Utopia also highlights the heart-breaking scandal of the ’stolen generation’ – the systematic removal by the state of over 100,000 children from their families from the 1920s to the 1950s as part of a policy to “breed out the black”. Many of the stolen were made to work as domestic servants or as labourers on cattle stations.

In 2008, then Labor Prime Minister, Kevin Rudd made an official apology to parliament for this abomination. But, as Pilger points out, Rudd did not go further and apologise for genocide or land theft. In an interviews with the former prime minister, Pilger points out that hundreds of indigenous children are being removed from Aboriginal homes on the flimsiest pretexts.

The Labor leaders have a long record of betraying Aboriginal Australians. The Bob Hawke government abandoned a pledge on land rights after sustained big business and right-wing media attacks. The more recent Julia Gillard government also backed down over a tax on the mining industry – the £60 billion raised would have been enough to end Aboriginal poverty – after hysterical opposition from the same reactionary forces.
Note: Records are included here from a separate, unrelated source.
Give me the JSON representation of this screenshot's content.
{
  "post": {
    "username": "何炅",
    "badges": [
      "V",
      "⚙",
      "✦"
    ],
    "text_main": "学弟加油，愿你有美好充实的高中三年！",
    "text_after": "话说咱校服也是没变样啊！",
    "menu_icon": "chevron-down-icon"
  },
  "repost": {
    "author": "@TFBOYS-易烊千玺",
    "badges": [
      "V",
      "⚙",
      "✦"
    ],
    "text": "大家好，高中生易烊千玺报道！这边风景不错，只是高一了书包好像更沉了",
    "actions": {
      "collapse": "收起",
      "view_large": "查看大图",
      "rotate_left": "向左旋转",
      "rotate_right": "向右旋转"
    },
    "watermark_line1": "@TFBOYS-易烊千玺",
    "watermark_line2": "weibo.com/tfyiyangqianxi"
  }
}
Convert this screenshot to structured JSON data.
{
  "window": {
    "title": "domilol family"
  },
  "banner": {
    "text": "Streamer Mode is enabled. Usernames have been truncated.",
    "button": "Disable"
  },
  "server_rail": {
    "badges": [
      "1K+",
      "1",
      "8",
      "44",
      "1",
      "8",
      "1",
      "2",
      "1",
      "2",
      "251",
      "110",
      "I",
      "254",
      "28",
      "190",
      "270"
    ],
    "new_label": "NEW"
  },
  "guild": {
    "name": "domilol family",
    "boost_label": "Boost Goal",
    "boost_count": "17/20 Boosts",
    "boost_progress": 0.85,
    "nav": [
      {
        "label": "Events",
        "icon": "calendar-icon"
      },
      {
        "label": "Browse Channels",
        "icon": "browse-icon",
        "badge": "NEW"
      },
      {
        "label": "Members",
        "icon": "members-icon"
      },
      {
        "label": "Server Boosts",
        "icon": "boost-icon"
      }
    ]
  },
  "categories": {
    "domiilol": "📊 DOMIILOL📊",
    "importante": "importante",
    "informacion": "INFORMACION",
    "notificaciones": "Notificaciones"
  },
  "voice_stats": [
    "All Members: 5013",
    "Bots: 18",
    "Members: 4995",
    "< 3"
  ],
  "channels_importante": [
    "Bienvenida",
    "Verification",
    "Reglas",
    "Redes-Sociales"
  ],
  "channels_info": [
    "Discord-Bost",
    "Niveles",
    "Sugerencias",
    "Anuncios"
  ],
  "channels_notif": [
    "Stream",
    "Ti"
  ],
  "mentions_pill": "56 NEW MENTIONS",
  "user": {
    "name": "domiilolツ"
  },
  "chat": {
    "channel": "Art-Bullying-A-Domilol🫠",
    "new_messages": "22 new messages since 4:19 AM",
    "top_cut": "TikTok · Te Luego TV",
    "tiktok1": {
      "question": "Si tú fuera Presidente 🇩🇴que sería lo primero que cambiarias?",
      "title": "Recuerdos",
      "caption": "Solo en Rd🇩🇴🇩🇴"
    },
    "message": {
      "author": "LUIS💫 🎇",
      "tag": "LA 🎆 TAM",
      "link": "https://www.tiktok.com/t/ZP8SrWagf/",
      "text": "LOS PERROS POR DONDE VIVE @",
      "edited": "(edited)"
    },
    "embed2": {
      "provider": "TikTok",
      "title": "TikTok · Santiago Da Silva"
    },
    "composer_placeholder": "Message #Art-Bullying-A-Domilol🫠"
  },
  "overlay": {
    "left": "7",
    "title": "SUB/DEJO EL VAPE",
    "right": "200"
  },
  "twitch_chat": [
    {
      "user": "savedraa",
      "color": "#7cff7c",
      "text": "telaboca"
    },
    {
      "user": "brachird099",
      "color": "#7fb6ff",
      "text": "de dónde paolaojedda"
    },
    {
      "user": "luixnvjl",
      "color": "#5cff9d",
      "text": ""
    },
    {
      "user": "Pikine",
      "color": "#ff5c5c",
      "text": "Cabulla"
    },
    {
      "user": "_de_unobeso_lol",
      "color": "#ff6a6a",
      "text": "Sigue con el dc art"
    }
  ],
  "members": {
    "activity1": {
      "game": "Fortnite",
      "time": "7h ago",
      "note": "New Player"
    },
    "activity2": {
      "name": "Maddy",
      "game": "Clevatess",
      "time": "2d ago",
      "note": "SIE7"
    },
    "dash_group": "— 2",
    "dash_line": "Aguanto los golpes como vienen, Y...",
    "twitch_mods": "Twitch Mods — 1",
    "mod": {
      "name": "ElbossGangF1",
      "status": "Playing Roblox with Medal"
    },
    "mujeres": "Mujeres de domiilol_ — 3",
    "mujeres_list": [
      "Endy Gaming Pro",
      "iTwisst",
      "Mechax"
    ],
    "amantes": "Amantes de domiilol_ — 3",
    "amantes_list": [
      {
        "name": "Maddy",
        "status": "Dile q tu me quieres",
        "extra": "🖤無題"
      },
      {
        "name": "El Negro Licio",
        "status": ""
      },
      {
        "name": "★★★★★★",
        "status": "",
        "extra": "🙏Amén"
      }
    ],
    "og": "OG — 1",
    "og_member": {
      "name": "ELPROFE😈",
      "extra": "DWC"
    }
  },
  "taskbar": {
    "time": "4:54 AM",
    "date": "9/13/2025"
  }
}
Pilger concludes Utopia by arguing that the notion of ’reconciliation’ is not possible without real justice and sharing land with the First Australians. How can it be when Australia is the world’s 12th largest economy, yet First Australians have the lowest life expectancy of any of the world’s indigenous peoples?

The Socialist Party in Australia (sister party of the Socialist Party in Ireland) supports the struggle for First Australians’ rights and regard this as part of the struggle of the working class and poor to end racism, poverty and inequality and to fundamentally change society.

Shocking and disturbing, Utopia is not easy viewing and nor should it be. But it is also inspiring and a celebration of resistance.